Khurai is a major city in Sagar District and a municipality in the Indian state of Madhya Pradesh. It's a tehsil headquarter and an Assembly constituency in Madhya Pradesh.

==Geography==
Khurai is located on . It has an average elevation of 508 metres (1669 feet). It is located in the northeastern region of Madhya Pradesh.

==Climate==
Khurai has a mainly moderate climate. From October to February the temperature is between 12 °C to 27 °C; from March to June temperatures range from 35 °C to 48 °C. The average rainfall is about 200 cm. Winters are moderately cool and summers are hot. Monsoon season lasts from June through August.

==Demographics==
As of the 2024 census of India, Khurai has a population of 2,00,000 approx. Males constitute 53% of the population and females 47%. Khurai has an average literacy rate of 85.8%, higher than the national average of 80.1%.

==Economy==
The main business in the Khurai region is agriculture. The main crops grown there are wheat (sharbati), soybean and gram. The city is a hub for the manufacturing of agricultural equipment such as threshers, cultivators, ploughs, seed drills and trollies.

A hospital, round-the-clock mobile medical vehicle, a national level auditorium, badminton court and gym have been set up in the area by the state government.

==Places to Interest==
- Dohela Fort: Dohela fort is main attraction of Khurai town, it's a historical and beautiful fort, every year here celebrating a Dohela fair.
- Radha Kund and Temple: This temple and lake is other major interesting place in khurai, that's temple is very old and divine. Many people are visiting them every day.
- Laal Jain Mandir: Laal Jain Mandir is an important religious and philosophical place of Khurai, here Jain Temple and Maansthambh fascinating place, along with this Dharamshala is also available here.
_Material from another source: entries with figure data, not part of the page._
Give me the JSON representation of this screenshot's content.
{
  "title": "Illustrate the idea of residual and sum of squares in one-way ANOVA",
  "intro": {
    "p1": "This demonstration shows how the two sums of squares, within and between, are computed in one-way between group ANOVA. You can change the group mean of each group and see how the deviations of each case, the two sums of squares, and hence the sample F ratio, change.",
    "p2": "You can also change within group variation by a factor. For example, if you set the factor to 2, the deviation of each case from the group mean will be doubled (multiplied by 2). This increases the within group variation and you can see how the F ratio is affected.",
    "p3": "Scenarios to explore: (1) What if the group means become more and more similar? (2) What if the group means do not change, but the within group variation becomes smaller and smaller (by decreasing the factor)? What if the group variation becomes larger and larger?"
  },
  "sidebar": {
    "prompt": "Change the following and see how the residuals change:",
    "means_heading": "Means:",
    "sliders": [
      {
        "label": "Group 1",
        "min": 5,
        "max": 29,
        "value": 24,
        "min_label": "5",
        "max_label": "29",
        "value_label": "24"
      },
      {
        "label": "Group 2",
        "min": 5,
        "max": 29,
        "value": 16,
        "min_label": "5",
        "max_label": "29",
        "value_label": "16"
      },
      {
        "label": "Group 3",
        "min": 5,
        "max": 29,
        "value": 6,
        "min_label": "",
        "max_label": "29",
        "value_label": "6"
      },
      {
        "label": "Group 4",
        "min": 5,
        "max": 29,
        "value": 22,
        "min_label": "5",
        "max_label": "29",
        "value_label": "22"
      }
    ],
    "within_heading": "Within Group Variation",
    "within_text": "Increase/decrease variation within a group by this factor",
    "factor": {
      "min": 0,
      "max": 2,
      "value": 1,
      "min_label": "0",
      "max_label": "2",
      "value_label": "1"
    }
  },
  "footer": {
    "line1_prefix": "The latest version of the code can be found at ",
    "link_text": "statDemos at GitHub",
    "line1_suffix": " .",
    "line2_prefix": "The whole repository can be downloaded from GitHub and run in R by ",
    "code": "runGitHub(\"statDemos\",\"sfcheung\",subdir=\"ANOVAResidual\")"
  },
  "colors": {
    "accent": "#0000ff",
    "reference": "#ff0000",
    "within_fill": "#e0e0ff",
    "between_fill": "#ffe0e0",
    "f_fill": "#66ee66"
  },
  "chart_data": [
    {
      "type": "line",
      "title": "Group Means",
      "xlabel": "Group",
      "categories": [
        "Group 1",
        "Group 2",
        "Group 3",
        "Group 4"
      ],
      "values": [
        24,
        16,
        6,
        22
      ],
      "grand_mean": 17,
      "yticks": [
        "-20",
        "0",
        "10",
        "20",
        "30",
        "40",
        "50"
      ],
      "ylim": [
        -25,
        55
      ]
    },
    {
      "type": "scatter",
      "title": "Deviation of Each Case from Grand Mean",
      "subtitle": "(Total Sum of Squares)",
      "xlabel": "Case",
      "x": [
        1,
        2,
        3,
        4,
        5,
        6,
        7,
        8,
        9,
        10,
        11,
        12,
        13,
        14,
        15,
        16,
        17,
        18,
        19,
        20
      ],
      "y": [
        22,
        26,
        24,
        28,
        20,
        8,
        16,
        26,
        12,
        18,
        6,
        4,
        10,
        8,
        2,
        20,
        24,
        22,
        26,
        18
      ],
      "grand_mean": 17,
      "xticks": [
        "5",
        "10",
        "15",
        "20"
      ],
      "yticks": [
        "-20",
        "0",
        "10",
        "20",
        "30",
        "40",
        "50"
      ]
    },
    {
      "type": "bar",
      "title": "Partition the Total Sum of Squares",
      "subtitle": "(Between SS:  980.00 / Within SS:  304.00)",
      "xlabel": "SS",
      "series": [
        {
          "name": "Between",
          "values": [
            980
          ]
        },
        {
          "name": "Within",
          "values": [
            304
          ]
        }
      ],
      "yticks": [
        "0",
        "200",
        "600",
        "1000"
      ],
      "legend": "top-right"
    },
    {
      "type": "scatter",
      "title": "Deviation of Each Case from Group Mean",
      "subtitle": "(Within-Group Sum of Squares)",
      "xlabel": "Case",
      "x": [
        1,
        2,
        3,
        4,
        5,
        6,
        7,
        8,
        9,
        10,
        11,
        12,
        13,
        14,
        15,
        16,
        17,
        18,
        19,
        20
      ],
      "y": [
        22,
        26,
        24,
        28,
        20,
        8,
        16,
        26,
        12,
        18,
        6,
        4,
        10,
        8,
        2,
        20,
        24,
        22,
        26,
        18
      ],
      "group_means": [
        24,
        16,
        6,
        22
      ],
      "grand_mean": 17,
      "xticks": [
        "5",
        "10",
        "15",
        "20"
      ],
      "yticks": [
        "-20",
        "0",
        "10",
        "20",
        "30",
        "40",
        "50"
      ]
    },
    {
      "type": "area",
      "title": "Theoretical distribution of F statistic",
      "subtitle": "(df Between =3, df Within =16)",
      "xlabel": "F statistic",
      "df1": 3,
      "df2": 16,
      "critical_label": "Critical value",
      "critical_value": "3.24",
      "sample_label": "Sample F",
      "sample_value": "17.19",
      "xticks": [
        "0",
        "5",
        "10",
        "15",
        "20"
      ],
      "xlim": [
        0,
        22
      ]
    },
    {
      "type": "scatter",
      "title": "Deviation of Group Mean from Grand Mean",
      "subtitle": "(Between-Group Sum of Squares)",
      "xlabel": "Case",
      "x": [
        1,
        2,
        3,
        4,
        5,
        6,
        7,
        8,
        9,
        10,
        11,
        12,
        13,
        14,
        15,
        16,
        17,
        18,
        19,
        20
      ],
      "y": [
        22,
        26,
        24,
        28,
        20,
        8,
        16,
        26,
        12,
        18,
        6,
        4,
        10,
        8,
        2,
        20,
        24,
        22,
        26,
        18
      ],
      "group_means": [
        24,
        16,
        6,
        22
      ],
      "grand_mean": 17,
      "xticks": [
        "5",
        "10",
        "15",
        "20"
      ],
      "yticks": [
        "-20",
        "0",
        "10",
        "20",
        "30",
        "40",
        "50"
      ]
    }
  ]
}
==Education and Institution==
There are many colleges and institutes available in the field of education in Khurai, the major ones are
- Govt Degree College, Khurai
- Atal Bihari Vajpeyi Agriculture College, Khurai
- Politecnic College, Khurai
- RLM College, Khurai

==Localities and suburbs==
- Ghourat
- Jagdishpura
- Jarwaans

==Transportation==
Khurai is well connected with roads and railways,
- Road: Sagar is 40 km away from Khurai.National Highway 934 and State Highway 14 passing through khurai, khurai is connected nearby towns with daily bus services.
- Rail way: Khurai railway station located on Bina Katni Line. Its code is KYE. It serves Khurai city. The station consists of three platforms. Passenger, Express and Superfast trains halt here.